It’s no secret I LOVE cheese. So when a friend of mine told me about these cheese cracker, it was a no-brainer, I had to make them. The most surprising was, that it took me almost a month to do so.
These crackers a very addictive, and pair well with a cold beer or a nice glass of wine. If you’re not into the spiciness, then drop the cayenne.
Recipe by Robyn Stone.
Makes 40-60 crackers.
200 g (2 cups) freshly shredded sharp cheddar cheese
112 g (1 stick) salted butter, softened
1 teaspoon salt
½ teaspoon cayenne pepper
¼ teaspoon freshly ground black pepper
⅛ teaspoon garlic powder
60 g (½ cup) pecans, finely chopped
145 g (1½ cups) all-purpose flour
Cream the butter with the grated cheese for about 3 minutes. Mix in the salt, cayenne, black pepper, and garlic powder. Add the flour a little at a time, stirring after each addition until the ingredients are well combined and a dough forms. If the dough seems a little dry, ad 1 or 2 tablespoons of water.

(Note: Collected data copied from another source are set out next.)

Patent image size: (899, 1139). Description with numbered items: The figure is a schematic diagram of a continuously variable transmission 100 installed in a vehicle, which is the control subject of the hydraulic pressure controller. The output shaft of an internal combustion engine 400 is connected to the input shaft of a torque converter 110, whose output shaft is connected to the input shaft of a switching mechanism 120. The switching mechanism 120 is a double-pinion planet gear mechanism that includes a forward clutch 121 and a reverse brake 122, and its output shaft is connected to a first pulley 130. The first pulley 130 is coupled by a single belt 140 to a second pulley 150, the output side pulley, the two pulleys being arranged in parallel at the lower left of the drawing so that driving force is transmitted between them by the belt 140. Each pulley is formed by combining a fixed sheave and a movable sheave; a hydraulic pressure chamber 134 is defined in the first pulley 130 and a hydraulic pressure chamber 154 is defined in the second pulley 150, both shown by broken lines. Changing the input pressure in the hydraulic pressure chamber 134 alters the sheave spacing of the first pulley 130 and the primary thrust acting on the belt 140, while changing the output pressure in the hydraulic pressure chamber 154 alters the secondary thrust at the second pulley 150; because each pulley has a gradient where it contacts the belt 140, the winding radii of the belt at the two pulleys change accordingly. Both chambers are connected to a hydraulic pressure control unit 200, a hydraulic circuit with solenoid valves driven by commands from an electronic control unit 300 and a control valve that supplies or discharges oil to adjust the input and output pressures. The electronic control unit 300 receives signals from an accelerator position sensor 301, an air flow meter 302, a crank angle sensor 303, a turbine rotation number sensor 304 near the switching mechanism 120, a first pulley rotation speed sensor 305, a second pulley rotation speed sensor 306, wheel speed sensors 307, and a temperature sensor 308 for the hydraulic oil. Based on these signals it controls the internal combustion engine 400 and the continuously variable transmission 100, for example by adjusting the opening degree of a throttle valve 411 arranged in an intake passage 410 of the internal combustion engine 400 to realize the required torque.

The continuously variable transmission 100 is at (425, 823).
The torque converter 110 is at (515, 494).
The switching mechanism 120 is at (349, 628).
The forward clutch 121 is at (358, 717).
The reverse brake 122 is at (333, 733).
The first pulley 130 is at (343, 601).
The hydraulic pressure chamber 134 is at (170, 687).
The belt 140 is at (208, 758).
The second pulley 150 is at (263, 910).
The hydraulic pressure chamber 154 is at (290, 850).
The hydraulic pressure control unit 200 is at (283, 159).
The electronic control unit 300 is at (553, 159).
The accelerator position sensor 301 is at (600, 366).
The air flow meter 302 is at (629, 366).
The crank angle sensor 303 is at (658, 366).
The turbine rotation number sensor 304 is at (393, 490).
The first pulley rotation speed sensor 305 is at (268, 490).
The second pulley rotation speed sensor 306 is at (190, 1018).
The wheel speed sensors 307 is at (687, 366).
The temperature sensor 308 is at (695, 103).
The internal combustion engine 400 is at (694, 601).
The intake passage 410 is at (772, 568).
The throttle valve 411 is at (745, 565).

Shape the dough into two 1-inch (2½ cm) diameter logs. Wrap in parchment or plastic wrap. Twist the ends and refrigerate 30 minutes or overnight.
Preheat oven to 375℉ (190℃). Line 2-3 baking sheets with parchment paper.
Cut the logs into ⅛-inch (⅓ cm) thick slices and place ¼-inch (1 cm) apart on the prepared sheet.
Bake until light golden brown, about 12-15 minutes. Transfer to a cooling rack to cool completely. The crackers will keep in an airtight container for up to 1 week. This is theoretical because they evaporate faster in my house.
I can recommend making some extra dough, and freeze it, for an easy snack for when you have guests.